Bonds.PH is blockchain-enabled as transactions are recorded in a DLT-based registry in addition to the existing NROSS system. DLT enables immutable and tamper-proof record-keeping as it is recorded on the blockchain.

According to Nichel Gaba, Founder and CEO of PDAX – a fintech investment of UBX (a UnionBank subsidiary), “DLT or blockchain technology is governance by design with its cryptography and programmable smart contracts. This advantage allows the blockchain not only to preserve truth, but also to automate payments, enforce rules, and facilitate complex transactions via smart contracts at little to no cost.”

As such, DLT reduces manual verification and simplifies reconciliation bringing down processing time and costs. This is why the BTr sanctioned the pioneering effort so that through the pilot it can determine if leveraging DLT makes retail treasury bond distribution to the unbanked feasible and economically viable.
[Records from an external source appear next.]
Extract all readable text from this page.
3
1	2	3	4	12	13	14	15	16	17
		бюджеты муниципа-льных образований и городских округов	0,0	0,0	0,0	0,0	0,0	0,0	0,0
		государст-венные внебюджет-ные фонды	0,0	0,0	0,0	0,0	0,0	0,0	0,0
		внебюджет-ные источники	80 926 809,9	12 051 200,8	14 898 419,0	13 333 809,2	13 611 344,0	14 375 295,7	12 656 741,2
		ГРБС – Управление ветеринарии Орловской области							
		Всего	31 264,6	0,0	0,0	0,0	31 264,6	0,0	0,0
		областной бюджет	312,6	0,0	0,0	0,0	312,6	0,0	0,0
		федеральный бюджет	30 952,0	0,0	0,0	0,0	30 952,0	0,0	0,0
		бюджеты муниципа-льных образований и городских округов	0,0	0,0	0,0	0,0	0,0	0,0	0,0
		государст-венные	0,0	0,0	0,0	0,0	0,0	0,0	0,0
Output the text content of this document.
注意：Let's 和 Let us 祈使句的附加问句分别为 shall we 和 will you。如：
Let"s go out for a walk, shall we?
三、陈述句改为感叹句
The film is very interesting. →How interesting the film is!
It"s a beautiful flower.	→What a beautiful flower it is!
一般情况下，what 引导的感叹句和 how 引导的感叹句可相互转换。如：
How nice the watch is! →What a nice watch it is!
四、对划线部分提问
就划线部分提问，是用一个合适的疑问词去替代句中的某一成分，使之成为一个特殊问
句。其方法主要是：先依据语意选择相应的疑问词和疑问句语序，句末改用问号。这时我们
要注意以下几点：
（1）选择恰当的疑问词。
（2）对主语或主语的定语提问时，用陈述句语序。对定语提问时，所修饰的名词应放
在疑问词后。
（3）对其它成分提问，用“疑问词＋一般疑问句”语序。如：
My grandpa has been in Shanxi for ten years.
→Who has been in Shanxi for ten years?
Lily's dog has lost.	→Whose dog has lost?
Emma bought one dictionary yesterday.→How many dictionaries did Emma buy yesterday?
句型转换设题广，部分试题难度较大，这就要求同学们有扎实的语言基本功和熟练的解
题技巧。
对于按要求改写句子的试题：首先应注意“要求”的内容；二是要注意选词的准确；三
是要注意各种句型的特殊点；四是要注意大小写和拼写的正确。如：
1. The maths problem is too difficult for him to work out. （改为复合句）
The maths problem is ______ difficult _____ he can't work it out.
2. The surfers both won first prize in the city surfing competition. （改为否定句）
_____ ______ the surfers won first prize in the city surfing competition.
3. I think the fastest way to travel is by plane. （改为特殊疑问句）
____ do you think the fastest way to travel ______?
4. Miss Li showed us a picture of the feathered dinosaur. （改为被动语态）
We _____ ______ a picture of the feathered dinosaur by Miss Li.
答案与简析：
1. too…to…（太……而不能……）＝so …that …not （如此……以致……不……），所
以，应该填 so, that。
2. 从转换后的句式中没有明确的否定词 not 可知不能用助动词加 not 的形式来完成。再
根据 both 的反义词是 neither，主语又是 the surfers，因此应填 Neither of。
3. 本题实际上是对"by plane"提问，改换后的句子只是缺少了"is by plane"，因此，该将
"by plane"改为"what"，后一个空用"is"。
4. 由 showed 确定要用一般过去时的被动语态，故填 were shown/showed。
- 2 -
The Monetary Authority of Singapore (MAS) commended the groundbreaking endeavor.

“I want to congratulate the Philippine Bureau of the Treasury (BTr) for this important milestone,” said MAS Chief FinTech Officer Sopnendu Mohanty.

He added that, “2020 will be the year of commercialization of blockchain technology in the ASEAN region, and BTr’s efforts to build a DLT registry for bond issuance accelerates the success of the most exciting technology of our time. The blockchain community in Singapore will work together with the Philippines to share learnings, open-source resources and also facilitate connecting corresponding nodes to integrate market infrastructure for transparency and interoperability. The recently released Project Ubin Phase 5 findings by MAS will facilitate the creation of robust blockchain rails for future value creation.”
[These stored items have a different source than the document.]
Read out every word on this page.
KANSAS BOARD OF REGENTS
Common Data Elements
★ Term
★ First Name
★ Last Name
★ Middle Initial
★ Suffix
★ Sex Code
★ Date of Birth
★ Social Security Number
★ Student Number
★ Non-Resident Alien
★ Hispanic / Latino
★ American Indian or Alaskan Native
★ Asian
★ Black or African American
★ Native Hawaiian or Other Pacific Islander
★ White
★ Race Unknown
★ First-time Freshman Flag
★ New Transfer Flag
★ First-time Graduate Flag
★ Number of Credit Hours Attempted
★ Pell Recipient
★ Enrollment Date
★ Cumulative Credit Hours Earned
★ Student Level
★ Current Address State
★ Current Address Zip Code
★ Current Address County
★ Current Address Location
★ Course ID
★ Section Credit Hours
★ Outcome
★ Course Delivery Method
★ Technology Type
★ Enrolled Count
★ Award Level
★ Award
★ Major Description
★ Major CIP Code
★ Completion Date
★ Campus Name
Chia Hock Lai, Co-Chairman of the Blockchain Association Singapore (BAS) and Chairman of the Singapore Fintech Association (SFA) said BAS and SFA are one with the MAS in fully supporting the Philippines and UnionBank in utilizing blockchain for financial inclusion.

The Philippine Securities and Exchange Commission (SEC) likewise offered its support.

“With our mandate to facilitate financial inclusion while maintaining investor protection, we support this initiative, which makes use of Distributed Ledger Technology,” said SEC Commissioner Ephyro Luis B. Amatong. “We look forward to the results from this initiative, which will contribute greatly to future DLT use cases for capital markets,” he added. The Philippine SEC is among the more progressive regulators in the world having released rules on crowdfunding, as well as draft rules on digital assets and digital exchanges.

Meanwhile, the BSP lauded the initiative for its impact on inclusive prosperity, “Given our advocacy to accelerate the digital delivery of financial services while deepening financial inclusion, we view Bonds.PH as a welcome addition to the expanding suite of available financial products serving wide market segments via innovative delivery channels and bridging the financially excluded,” said BSP Governor Benjamin Diokno.

“From the basic easing of the public’s access to transaction accounts to now this offering of retail treasury bonds to the masses in a simplified yet secure manner, shows the remarkable progress of our shared financial inclusion agenda. This surely marks the transition of blockchain technology from its buzzword status to a feasible, production grade solution capable of democratizing access to digital financial services,” said the Central Bank Chief.

“We look forward to the expansive adoption and success of this initiative and the public can always count on the BSP to remain supportive of responsible digital financial innovations,” he added.

UnionBank Vice Chair Ortiz, who also serves as Chairman of the Distributed Ledger Technology Association of the Philippines (DLTAP) and the Philippine Payments Management, Inc. (PPMI) added that, “Democratizing investment through digital channels and Distributed Ledger Technology allows all Filipinos to contribute to and accrue the benefits of nation building. Every Aling Belen and Mang Juan can save and invest. Download Bonds.PH now from the Apple App Store and Google Play Store and invest in our country!”